At the recent launch of the ESCO report, an industry growth strategy created for government, the skills pipeline and the need to reach out to young talent was repeatedly cited by ministers and industry leaders as essential for safeguarding the £78 billion per year, 856,000 person UK electronic systems industry.

Held at Imperial College London, the Summer School responds to industry concerns on the lack of visibility of electronics careers among young people, which has led to the decline in degree uptake. 60 students from schools across the UK attended, up 50pc on last year’s course.

The UKESF has the financial backing from some of the UK’s leading firms that create or rely on electronic systems, with Jaguar Land Rover and Broadcom Foundation this year joining dedicated Summer School sponsors ARM, CSR, Dialog Semiconductor and Imagination Technologies.

The Summer Schools highlight the interesting and rewarding career opportunities within the sector and the UK industry’s global leadership position in the field. It is run in association with all UKESF affiliated universities.

“This initiative helps school students make informed decisions about university courses and gives them a taste of what’s involved in doing an electronics degree and the range of stimulating careers on offer to graduates. This industry underpins almost every sector so it’s vital to ensure the word gets spread amongst young people,” said Wendy Daniell, UKESF programme manager.

“The Summer School has become a very popular element of our programme and attracts strong industry support. But to reach even more young people, we need more employers to participate in this truly unique programme to secure the industry’s future, and we invite interested parties to contact us to find out more.”

Tim Ramsdale, VP for engineering at Broadcom, stated: “Engineering has a need to improve its reputation and sessions like the Raspberry Pi challenge are helping to show that engineering can be creative and intellectually rewarding.”

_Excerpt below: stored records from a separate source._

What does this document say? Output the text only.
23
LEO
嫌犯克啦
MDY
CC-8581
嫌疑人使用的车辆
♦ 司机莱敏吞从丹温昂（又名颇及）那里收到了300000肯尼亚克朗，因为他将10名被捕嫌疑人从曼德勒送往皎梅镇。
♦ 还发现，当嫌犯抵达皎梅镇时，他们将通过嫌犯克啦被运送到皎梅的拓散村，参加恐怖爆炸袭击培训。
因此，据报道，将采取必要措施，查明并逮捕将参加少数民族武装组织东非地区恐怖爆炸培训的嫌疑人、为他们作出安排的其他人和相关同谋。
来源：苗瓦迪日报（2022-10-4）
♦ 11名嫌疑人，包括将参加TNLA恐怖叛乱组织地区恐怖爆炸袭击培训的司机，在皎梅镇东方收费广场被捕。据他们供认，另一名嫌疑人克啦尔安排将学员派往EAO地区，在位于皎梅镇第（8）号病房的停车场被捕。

The Raspberry Pi itself is a great example of British engineering innovation. This small, low cost PC was created by Eben Upton, a Broadcom engineer and powered by a Broadcom BCM2835 chip. It provides thousands of young people with access to low-cost computers so that they can learn how to apply maths to computer coding and experience the interface with electronics hardware – both essential skills for tomorrow’s digital economy.

The course has been delivered in partnership with the EDT Headstart programme, which facilitates engineering and science taster courses at universities across the UK.

University of Edinburgh's Dr Adam Stokes explains his soft robots
University of Edinburgh’s Dr Adam Stokes explains his soft robots

UKESF was founded in 2010 to address graduate skills issues bringing together the public sector, leading universities and companies. The UKESF programme includes a scholarship scheme linking employers with top university students for sponsorship and work experience. Since 2010, 120 students have been awarded UKESF scholarships by 18 sponsoring companies and the number of partner universities has grown to 11. UKESF aims to grow further to help meet the industry’s demand for more electronics graduates.

Professor Peter Cheung, Imperial College’s head of Electrical and Electronic Engineering, said: “As a result of the UKESF partnership, we’ve strengthened our ties with industry and been able to work collaboratively with other prestigious universities to attract more of the best young talent into this industry. UKESF has introduced us to more employers and we are delighted that they are supporting our students with scholarships and providing them with valuable employability skills before they graduate.”